ABSTRACT

Lawrence Durrell, Bitter Lemons of Cyprus (1957) Catalan panel painting of the late 12th century is characterized by a marked Byzantine imprint. Although a number of scholars have argued that this Byzantine influence was indirect, and suggested that the intermediaries were Anglo-Norman miniatures (especially in the case of the altar frontal from Santa Maria d’Avià), others have preferred the notion of direct contact between the Eastern and Western Mediterranean as a result of the fall of Jerusalem in 1187 and the capture of Constantinople by a Crusader army in 1204. The purpose of this paper is to highlight the similarities between Catalan panel painting (notably the altar frontals from Avià, Baltarga and Oreilla) and Cypriot and Komnenian art — in terms of their technique, colour and iconographic models.
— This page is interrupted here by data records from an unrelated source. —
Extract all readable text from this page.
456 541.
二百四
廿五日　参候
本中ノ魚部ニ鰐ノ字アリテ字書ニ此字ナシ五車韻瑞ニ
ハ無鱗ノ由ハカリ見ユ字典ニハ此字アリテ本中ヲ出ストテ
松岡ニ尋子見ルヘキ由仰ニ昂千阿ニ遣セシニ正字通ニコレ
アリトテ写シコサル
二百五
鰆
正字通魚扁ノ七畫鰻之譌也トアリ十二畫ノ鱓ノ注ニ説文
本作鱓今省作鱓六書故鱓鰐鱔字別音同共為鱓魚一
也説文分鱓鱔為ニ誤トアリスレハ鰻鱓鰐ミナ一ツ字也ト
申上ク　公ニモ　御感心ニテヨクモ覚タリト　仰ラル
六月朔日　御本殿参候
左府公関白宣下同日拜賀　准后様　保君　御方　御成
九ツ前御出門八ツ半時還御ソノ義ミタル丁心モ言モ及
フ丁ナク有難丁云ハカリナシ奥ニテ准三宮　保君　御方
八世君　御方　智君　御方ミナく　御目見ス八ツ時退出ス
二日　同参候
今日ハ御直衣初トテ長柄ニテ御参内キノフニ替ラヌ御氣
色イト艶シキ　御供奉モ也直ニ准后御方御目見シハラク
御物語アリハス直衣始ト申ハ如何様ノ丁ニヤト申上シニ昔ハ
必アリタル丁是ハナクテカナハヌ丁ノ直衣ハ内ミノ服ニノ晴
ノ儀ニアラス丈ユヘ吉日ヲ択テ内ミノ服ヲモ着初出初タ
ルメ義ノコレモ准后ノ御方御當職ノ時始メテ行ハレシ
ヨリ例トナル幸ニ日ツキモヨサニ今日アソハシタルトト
In this respect, the drawings made in Cyprus between 1183 and 1192 in Oxford, Magdalen College, MS Gr. 3, are both proof of the existence of potentially portable workshop models, and the desire of artists to practice drawing before painting. The activity of Master Alexander, a possibly ‘Greek’ painter trained in Cyprus and subsequently working in the vicinity of the monastery of St-Martin-du-Canigou around 1200, will allow us to reformulate the question of Byzantine influence in the Western Mediterranean.